Smartphone cameras are about to hit a wall
Featuring wide-open apertures, excellent dynamic range, ultra-fast autofocus, and the brains to make excellent exposures every time, top smartphone cameras like the Galaxy S7 are as good as they've ever been.
In fact, unless phone makers are willing to make some major changes to the basic designs of smartphones, they may be as good as they're ever going to get.
Right now, the S7 rules the roost because of its excellence on all four of those key measures of quality. But other companies like HTC and Apple have come close and will likely catch up with Samsung soon. They may even make incremental improvements like better color in low-light situations.
But consider this: The S7's f/1.7 lens sits near the maximum aperture you can get before focus issues become a real concern; even DSLR lenses rarely move past f/1.4. Color and contrast look as good as in professional devices. The autofocus system is smarter, faster, and more responsive than the one Hasselblad installed in the $26,000 H6D-50c. Color and dynamic range are similarly near that of top-tier non-smartphone cameras.
So what will it take to prevent smartphone cameras from hitting a quality wall? There are a few options: substantially increasing sensor and lens size or introducing optical zoom (or both!) would both be great, but would likely result in much thicker, heavier, more expensive and more fragile devices. That seems unlikely.
The other option is building lots of cameras and lenses at about current sizes into the backs of smartphones. Photographers know that owning a multitude of single-purpose lenses is more important than owning a great camera. And there are signs that this is the direction the industry will go.
We saw the first hints of that with LG's dual-camera G5 released earlier this year. The end result was a disappointment, but the South Korean electronics maker has the right idea here. (Rumor has it Apple is doing the same thing with the iPhone 7.) If smartphone cameras are going to improve, they're going to need designs that offer new functionality, not just better specs.

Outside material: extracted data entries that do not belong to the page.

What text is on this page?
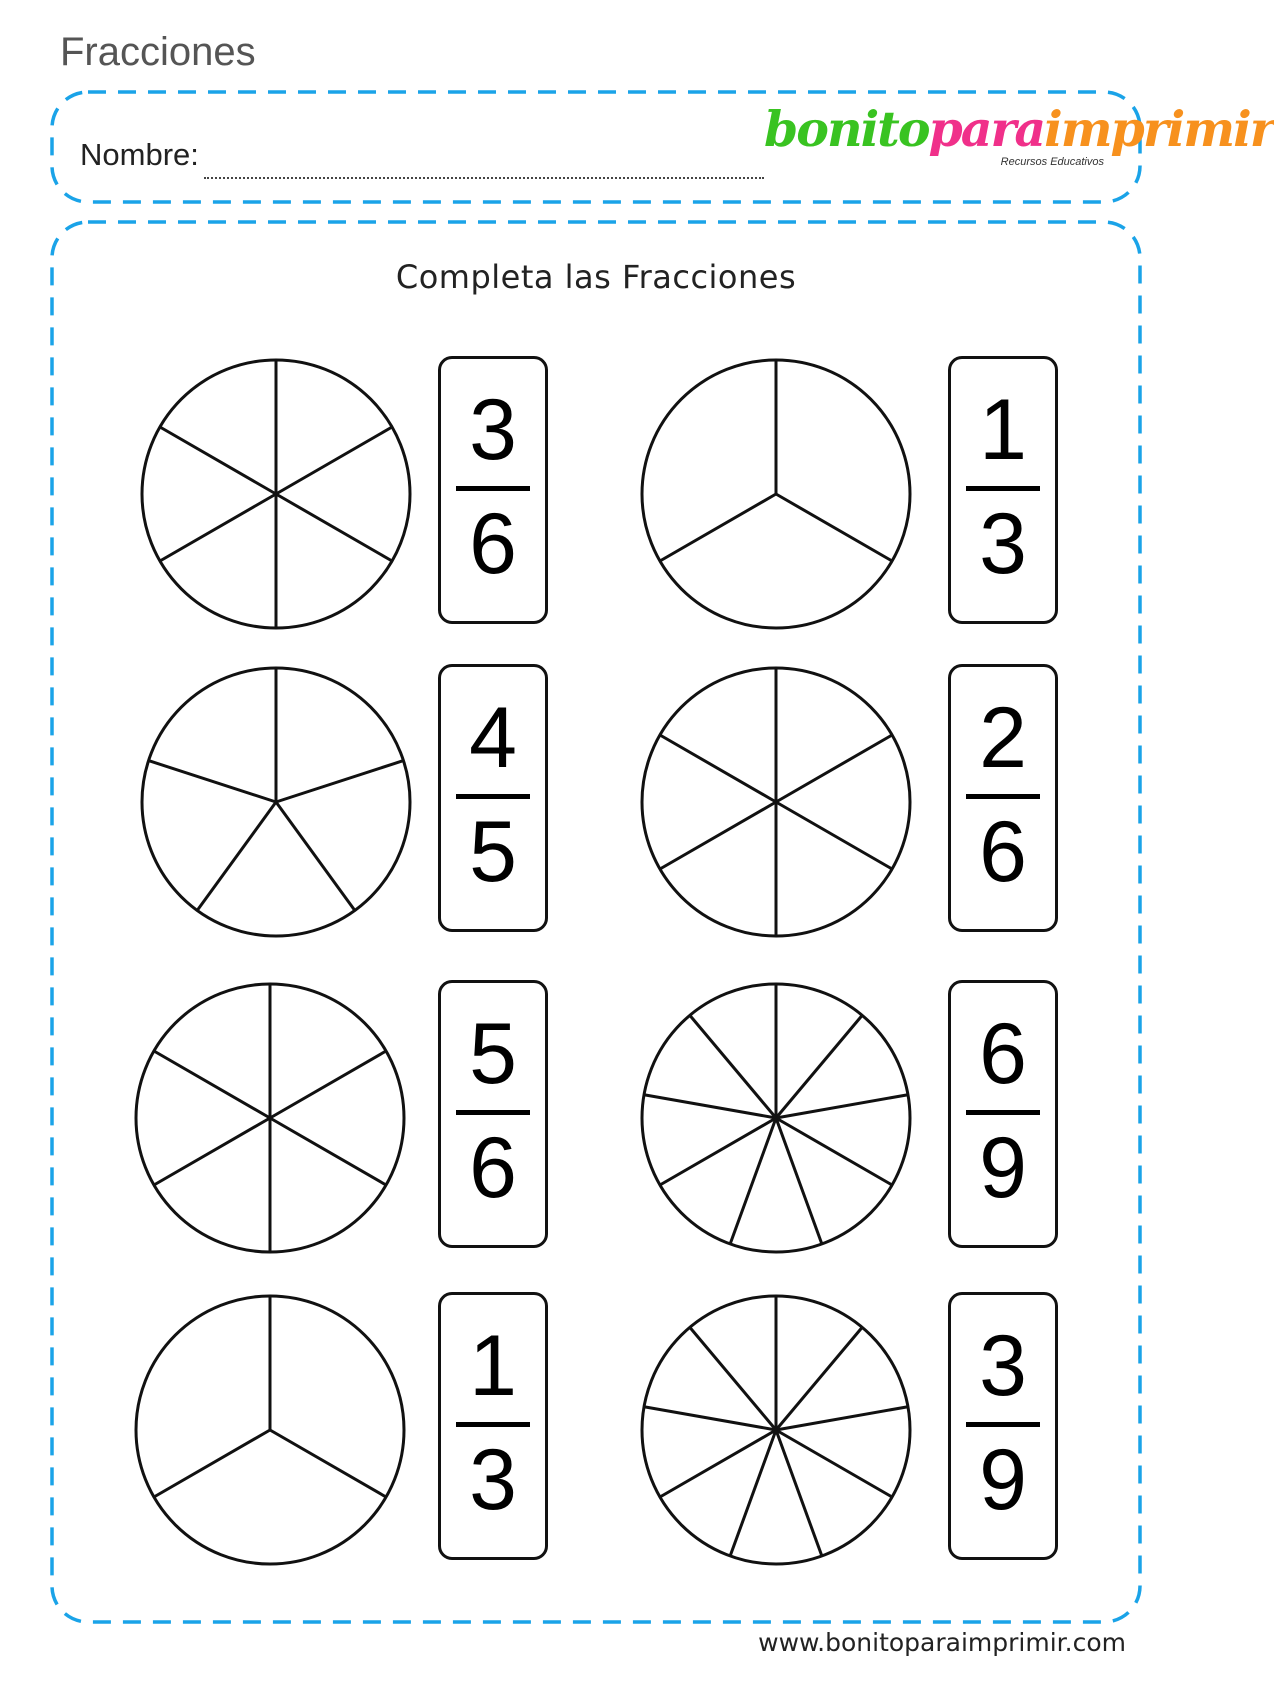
Fracciones
Nombre:	bonitoparaimprimir
Recursos Educativos
Completa las Fracciones
3
6
1
3
4
5
2
6
5
6
6
9
1
3
3
9
www.bonitoparaimprimir.com
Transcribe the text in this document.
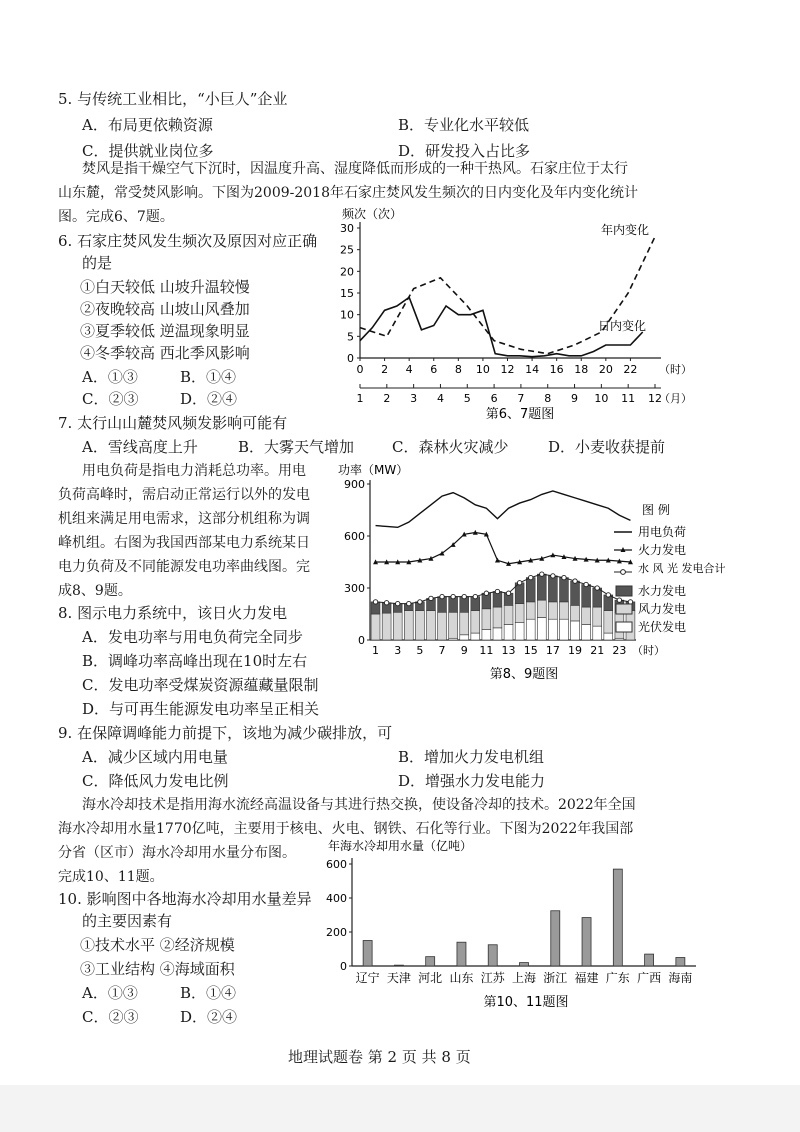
5. 与传统工业相比，“小巨人”企业
A．布局更依赖资源	B．专业化水平较低
C．提供就业岗位多	D．研发投入占比多
焚风是指干燥空气下沉时，因温度升高、湿度降低而形成的一种干热风。石家庄位于太行
山东麓，常受焚风影响。下图为2009-2018年石家庄焚风发生频次的日内变化及年内变化统计
图。完成6、7题。
6. 石家庄焚风发生频次及原因对应正确
的是
①白天较低 山坡升温较慢
②夜晚较高 山坡山风叠加
③夏季较低 逆温现象明显
④冬季较高 西北季风影响
A．①③	B．①④
C．②③	D．②④
频次（次）
0
5
10
15
20
25
30
0 2 4 6 8 10 12 14 16 18 20 22 （时）
1 2 3 4 5 6 7 8 9 10 11 12
（月）
年内变化
日内变化
第6、7题图
7. 太行山山麓焚风频发影响可能有
A．雪线高度上升	B．大雾天气增加	C．森林火灾减少	D．小麦收获提前
用电负荷是指电力消耗总功率。用电
负荷高峰时，需启动正常运行以外的发电
机组来满足用电需求，这部分机组称为调
峰机组。右图为我国西部某电力系统某日
电力负荷及不同能源发电功率曲线图。完
成8、9题。
功率（MW）
0
300
600
900
1 3 5 7 9 11 13 15 17 19 21 23 （时）
图 例
用电负荷
火力发电
水 风 光 发电合计
水力发电
风力发电
光伏发电
第8、9题图
8. 图示电力系统中，该日火力发电
A．发电功率与用电负荷完全同步
B．调峰功率高峰出现在10时左右
C．发电功率受煤炭资源蕴藏量限制
D．与可再生能源发电功率呈正相关
9. 在保障调峰能力前提下，该地为减少碳排放，可
A．减少区域内用电量	B．增加火力发电机组
C．降低风力发电比例	D．增强水力发电能力
海水冷却技术是指用海水流经高温设备与其进行热交换，使设备冷却的技术。2022年全国
海水冷却用水量1770亿吨，主要用于核电、火电、钢铁、石化等行业。下图为2022年我国部
分省（区市）海水冷却用水量分布图。
完成10、11题。
10. 影响图中各地海水冷却用水量差异
的主要因素有
①技术水平 ②经济规模
③工业结构 ④海域面积
A．①③	B．①④
C．②③	D．②④
年海水冷却用水量（亿吨）
0
200
400
600
辽宁 天津 河北 山东 江苏 上海 浙江 福建 广东 广西 海南
第10、11题图
地理试题卷 第 2 页 共 8 页
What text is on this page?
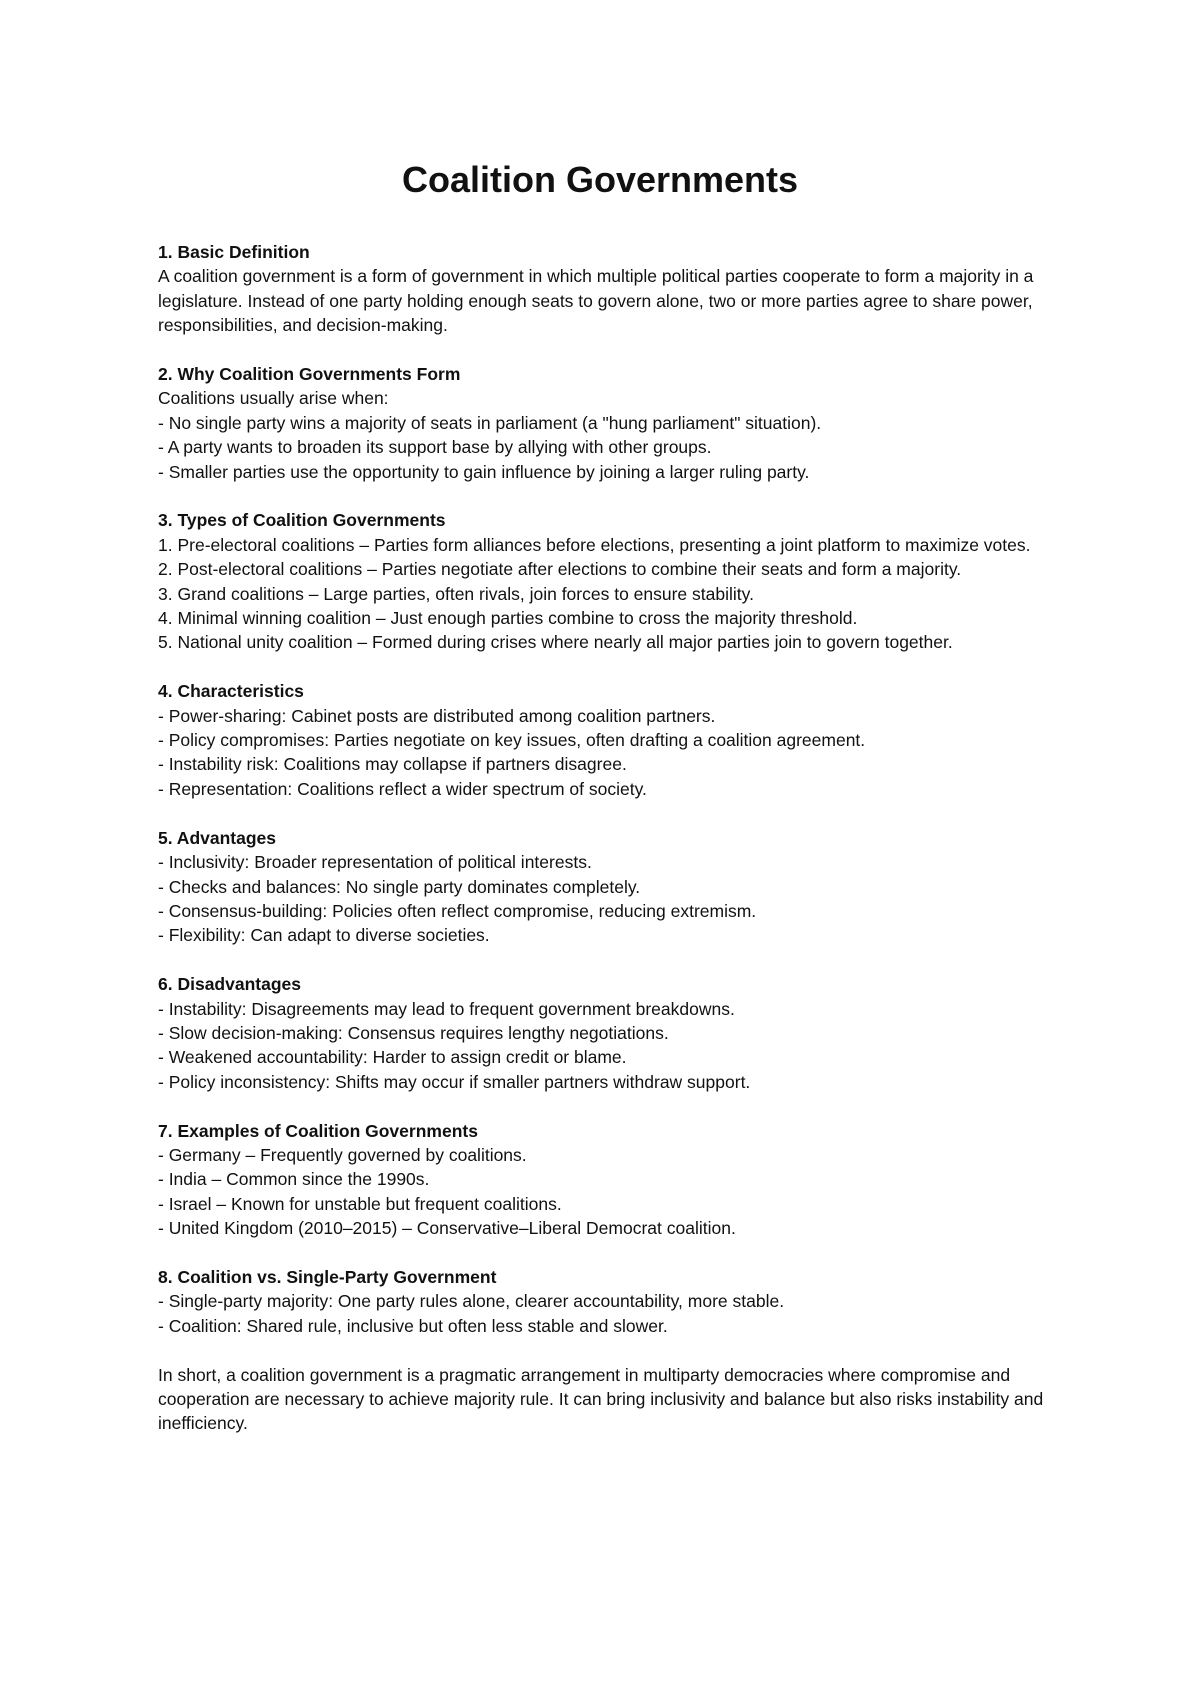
Coalition Governments

1. Basic Definition

A coalition government is a form of government in which multiple political parties cooperate to form a majority in a legislature. Instead of one party holding enough seats to govern alone, two or more parties agree to share power, responsibilities, and decision-making.

2. Why Coalition Governments Form

Coalitions usually arise when:

- No single party wins a majority of seats in parliament (a "hung parliament" situation).

- A party wants to broaden its support base by allying with other groups.

- Smaller parties use the opportunity to gain influence by joining a larger ruling party.

3. Types of Coalition Governments

1. Pre-electoral coalitions – Parties form alliances before elections, presenting a joint platform to maximize votes.

2. Post-electoral coalitions – Parties negotiate after elections to combine their seats and form a majority.

3. Grand coalitions – Large parties, often rivals, join forces to ensure stability.

4. Minimal winning coalition – Just enough parties combine to cross the majority threshold.

5. National unity coalition – Formed during crises where nearly all major parties join to govern together.

4. Characteristics

- Power-sharing: Cabinet posts are distributed among coalition partners.

- Policy compromises: Parties negotiate on key issues, often drafting a coalition agreement.

- Instability risk: Coalitions may collapse if partners disagree.

- Representation: Coalitions reflect a wider spectrum of society.

5. Advantages

- Inclusivity: Broader representation of political interests.

- Checks and balances: No single party dominates completely.

- Consensus-building: Policies often reflect compromise, reducing extremism.

- Flexibility: Can adapt to diverse societies.

6. Disadvantages

- Instability: Disagreements may lead to frequent government breakdowns.

- Slow decision-making: Consensus requires lengthy negotiations.

- Weakened accountability: Harder to assign credit or blame.

- Policy inconsistency: Shifts may occur if smaller partners withdraw support.

7. Examples of Coalition Governments

- Germany – Frequently governed by coalitions.

- India – Common since the 1990s.

- Israel – Known for unstable but frequent coalitions.

- United Kingdom (2010–2015) – Conservative–Liberal Democrat coalition.

8. Coalition vs. Single-Party Government

- Single-party majority: One party rules alone, clearer accountability, more stable.

- Coalition: Shared rule, inclusive but often less stable and slower.

In short, a coalition government is a pragmatic arrangement in multiparty democracies where compromise and cooperation are necessary to achieve majority rule. It can bring inclusivity and balance but also risks instability and inefficiency.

A company called Light.co is working on a next-generation multi-lens phone-sized device. Lytro has built sensors that offer more functionality, like after-the-fact focusing, not just better quality
So, what will the best smartphone camera in the world look like a decade from now? Expect multiple sensors and lenses for multiple focal lengths, sensors that let you tweak focus and shutter speed after the fact, and any one of countless other innovations.